CineSavant Column

Tuesday April 16, 2019

Hello!

I’m at present thinking of things to distract myself from what has happened to Notre Dame de Paris — it doesn’t look as if I’ll be going inside the great cathedral, as I always thought I would someday. A coherent reaction is hard to come by at the moment… maybe I should watch Is Paris Burning? again soon to contemplate more about impermanence in general.

Here’s something stirring, that might cut the sadness: Mireille Mathieu singing Paris brûle-t-il by Maurice Jarre.


You thought the IMDB couldn’t be trusted: Stuart Galbraith IV checked in to remind us how absurd publicity handouts can be. The following was written up by Universal-International on behalf of newsmen seeking production information on 1957’s The Deadly Mantis:

“To create the film’s special effects, a 200-foot (61 m.) long by 40-foot (12 m.) wide papier-maché model of a mantis, with a wingspan of 150 feet (46 m) and fitted with a hydraulic system, was built.”
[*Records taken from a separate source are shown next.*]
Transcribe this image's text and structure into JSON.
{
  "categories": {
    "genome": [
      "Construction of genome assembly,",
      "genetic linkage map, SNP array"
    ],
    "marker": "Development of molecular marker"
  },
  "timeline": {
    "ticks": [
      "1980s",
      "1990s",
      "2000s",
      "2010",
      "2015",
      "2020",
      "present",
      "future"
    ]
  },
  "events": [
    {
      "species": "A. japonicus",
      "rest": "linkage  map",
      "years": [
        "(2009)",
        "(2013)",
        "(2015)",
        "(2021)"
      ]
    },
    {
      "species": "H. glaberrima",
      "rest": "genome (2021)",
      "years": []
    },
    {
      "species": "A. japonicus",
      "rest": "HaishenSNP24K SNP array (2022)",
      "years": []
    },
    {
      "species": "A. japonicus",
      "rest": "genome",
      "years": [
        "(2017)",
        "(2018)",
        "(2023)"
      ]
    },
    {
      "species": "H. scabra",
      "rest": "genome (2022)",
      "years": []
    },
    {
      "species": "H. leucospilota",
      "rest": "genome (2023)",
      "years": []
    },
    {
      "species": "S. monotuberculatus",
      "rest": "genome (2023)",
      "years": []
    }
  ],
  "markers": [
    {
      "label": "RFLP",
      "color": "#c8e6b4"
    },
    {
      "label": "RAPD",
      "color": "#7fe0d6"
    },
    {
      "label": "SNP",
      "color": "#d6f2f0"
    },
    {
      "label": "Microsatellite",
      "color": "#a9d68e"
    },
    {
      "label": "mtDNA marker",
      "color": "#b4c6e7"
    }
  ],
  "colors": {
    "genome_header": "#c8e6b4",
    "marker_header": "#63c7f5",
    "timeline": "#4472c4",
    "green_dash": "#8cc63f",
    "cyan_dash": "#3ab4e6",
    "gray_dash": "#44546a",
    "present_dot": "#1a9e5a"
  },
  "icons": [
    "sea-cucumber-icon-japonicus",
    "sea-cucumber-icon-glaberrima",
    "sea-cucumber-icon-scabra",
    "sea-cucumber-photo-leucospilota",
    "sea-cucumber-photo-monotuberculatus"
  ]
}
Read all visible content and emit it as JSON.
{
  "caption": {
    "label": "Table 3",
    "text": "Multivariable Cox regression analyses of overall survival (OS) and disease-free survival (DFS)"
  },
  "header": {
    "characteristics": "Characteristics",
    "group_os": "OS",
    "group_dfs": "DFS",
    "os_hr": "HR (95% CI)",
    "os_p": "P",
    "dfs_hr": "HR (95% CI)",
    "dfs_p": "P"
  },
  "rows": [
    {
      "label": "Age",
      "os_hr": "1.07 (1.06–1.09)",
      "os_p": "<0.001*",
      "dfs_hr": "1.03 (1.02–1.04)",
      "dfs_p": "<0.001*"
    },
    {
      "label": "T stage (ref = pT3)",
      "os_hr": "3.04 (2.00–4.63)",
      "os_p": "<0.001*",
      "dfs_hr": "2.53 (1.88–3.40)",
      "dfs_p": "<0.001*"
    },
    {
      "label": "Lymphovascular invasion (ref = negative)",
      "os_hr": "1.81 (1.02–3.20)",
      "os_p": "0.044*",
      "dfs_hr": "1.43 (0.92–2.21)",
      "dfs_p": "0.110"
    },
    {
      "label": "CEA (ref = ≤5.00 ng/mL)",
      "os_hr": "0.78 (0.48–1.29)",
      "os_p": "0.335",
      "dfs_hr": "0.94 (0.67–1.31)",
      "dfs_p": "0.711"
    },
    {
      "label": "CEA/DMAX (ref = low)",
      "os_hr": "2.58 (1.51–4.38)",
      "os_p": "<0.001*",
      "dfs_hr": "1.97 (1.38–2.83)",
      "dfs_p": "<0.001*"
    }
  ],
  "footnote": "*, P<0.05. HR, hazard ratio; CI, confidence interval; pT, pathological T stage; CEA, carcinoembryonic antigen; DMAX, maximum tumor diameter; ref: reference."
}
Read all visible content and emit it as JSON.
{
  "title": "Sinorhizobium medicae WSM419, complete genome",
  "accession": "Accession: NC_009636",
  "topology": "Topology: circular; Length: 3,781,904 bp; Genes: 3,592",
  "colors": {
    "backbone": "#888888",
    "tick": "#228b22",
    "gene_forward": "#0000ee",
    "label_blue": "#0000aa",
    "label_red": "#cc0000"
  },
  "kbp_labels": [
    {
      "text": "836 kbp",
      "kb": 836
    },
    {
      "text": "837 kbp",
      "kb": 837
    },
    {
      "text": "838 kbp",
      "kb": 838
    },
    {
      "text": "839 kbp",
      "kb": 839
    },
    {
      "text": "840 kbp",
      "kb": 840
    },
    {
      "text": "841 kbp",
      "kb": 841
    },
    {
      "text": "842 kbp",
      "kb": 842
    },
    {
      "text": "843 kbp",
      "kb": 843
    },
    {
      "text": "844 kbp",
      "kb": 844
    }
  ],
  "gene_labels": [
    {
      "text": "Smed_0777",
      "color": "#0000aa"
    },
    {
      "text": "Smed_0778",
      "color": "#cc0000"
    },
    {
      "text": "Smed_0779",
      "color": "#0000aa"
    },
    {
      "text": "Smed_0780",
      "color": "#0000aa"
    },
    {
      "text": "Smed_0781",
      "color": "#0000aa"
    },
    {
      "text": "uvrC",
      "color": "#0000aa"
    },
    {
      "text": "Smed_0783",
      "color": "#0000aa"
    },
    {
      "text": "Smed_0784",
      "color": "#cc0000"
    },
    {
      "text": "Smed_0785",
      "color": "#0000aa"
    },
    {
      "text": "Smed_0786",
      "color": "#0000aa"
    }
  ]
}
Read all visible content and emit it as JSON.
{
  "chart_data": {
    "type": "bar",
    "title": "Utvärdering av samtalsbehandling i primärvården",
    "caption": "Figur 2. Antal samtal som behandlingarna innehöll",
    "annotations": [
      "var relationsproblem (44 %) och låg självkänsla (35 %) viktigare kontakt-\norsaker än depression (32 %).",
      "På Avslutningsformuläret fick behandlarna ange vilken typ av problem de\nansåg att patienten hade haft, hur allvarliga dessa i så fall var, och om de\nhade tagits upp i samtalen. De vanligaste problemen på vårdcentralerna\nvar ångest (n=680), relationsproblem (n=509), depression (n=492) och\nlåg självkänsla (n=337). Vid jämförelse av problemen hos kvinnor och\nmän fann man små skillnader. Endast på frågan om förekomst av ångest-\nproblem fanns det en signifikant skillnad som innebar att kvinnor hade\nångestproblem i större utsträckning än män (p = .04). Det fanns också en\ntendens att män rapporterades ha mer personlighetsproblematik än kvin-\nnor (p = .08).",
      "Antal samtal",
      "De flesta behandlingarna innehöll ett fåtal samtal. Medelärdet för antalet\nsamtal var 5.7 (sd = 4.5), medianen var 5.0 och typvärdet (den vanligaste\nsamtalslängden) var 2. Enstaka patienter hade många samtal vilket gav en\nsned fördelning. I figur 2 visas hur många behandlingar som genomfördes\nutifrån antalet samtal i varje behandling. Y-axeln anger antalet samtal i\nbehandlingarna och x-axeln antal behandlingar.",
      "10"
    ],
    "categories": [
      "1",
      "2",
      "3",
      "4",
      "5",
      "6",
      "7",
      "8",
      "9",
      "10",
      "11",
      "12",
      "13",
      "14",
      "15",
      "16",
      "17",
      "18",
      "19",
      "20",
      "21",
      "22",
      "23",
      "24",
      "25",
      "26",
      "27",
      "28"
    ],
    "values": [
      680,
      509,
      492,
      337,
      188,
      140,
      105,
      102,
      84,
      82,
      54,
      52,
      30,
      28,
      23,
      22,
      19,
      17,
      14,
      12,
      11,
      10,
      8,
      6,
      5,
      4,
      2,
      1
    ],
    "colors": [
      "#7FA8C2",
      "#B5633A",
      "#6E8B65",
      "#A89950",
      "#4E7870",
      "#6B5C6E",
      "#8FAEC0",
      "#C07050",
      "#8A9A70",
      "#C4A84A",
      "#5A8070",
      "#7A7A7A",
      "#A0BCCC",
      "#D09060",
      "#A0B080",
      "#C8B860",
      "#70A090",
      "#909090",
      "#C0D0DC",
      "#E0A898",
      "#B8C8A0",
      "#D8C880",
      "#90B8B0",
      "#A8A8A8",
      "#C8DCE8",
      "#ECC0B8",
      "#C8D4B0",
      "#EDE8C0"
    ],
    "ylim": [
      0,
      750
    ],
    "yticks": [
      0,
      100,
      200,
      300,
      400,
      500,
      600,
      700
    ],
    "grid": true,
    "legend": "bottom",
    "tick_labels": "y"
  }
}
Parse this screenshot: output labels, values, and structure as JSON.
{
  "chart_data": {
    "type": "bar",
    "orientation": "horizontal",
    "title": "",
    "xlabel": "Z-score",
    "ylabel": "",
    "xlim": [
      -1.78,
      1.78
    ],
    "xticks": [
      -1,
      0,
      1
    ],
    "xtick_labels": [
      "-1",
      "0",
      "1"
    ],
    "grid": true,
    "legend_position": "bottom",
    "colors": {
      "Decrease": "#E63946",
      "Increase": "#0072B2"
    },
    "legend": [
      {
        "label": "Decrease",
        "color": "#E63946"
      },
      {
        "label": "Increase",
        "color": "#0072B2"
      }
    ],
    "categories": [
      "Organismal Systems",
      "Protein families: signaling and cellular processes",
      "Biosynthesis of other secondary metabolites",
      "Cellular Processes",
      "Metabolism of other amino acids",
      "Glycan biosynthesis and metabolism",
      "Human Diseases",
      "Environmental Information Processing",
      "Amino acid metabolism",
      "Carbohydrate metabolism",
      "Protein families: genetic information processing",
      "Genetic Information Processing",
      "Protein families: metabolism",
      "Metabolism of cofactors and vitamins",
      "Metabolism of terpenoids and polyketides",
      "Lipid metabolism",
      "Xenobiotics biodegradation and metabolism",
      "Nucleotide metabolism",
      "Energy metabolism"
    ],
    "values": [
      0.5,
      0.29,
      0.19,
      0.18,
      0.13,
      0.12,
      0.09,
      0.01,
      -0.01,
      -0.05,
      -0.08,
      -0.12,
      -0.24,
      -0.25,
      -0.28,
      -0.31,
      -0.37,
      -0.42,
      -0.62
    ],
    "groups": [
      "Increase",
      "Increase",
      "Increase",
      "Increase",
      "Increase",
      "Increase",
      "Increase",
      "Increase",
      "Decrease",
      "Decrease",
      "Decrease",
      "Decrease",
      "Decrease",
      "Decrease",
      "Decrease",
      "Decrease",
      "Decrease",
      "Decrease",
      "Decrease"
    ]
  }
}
Stuart asked, “A miniature as big as a 747?  Made from papier-maché, yet fitted with a hydraulic system?  Too bad Universal never published any photos.”

Yes, I wonder if that Mantis blurb might have been a parting shot by a bitter pub writer who had just been fired. But much of the studio publicity of the past was always hokum, and I’ve read copy by writers and disc producers that don’t understand the ‘print the legend’ aspect of vintage ballyhoo, which often reverted to making up whatever story would get printed. At UCLA I once came across several pages of typed pub material from the Mexican location for 20th Fox’s Garden of Evil, all apparently invented by a pub writer ordered to produce stories about Susan Hayward. In the whopper story, Hayward was made out to be instrumental in saving a local boy’s life. That kind of stuff was common enough, but I didn’t expect to read it in pub sheets for modern discs of the movie.


I started editing Video Press Kits and pub materials around 1990 or so, and have watched so many hours of interviews that it became easy to tell when actors or whoever were just making up stories, or outright lying. It was also obvious when the set was not a happy one, or that an actor didn’t like being told that his contract mandated cooperation with presskit people. Interviews frequently began with the actor complaining that the stupid interview was an ambush. One black actor on a Disney baseball picture put obscenities in everything he said, in an effort to make sure it wasn’t used. One actor (whose work I admired) was openly hostile; his interview was unusable because he wouldn’t affect the ‘everybody loves everybody’ attitude needed for fluff flackery, and answered questions by saying everything was screwed up.

Editors swap stories that can’t be believed, but the weirdest ‘interview subject gets fed up with the interviewer’ incident I remember seeing first-hand was for a long-ago documentary for the 007 film Thunderball. An editor from the next cutting room called me in to watch the raw camera footage of special effects great John Stears losing his temper on-screen. Apparently fed up with the questions and the delays and the interruptions — ‘could you say that all over again, the tape wasn’t running?’ — the visibly incensed Stears ended the session with a ridiculous whopper, saying that to make Emilio Largo’s hydrofoil yacht Disco Volante explode, his demolition men blew up the real boat with dynamite. Stears said the explosion blasted it right up into the sky, so that it didn’t come down until a half hour later!   The producer didn’t even seem aware of why Stears would say something like that; amazingly, the nonsese story made it into the final cut.


Last week I was able to get in contact with my old friend and fellow MGM editor Todd Stribich again, and had a good time watching old WW2 propaganda films made by Disney. I follow Todd on facebook and watch him building these intricate wooden ship and airplane models from scratch, using the kind of skills I only wish I had… Todd would have been a natural for the 1941 miniature crew.

So I was surprised when he showed up with a gift, a beautiful P-40 model with a wingspan of about 30″, all painted up to resemble Wild Bill Kelso’s plane from the 1979 movie. It even has a bullet hole in the cockpit windshield, the one that John Belushi stuck his finger through… in this .jpg, the bullet hole is a little white dot!


CineSavant’s host page for reviews Trailers from Hell just got a fine plug in an article at Culture Sonar entitled The Most Addictive Kind of Coming Attraction. It may be purely a praise-o-thon, but it’s appreciated anyway. The trailers and the authoritative and/or funny commentary make Joe Dante’s creation a worthy resource. And the words ‘outstanding’ and ‘Glenn Erickson’ appear in the same sentence, which makes it a rare collectable!   The writer of note is John Visconti.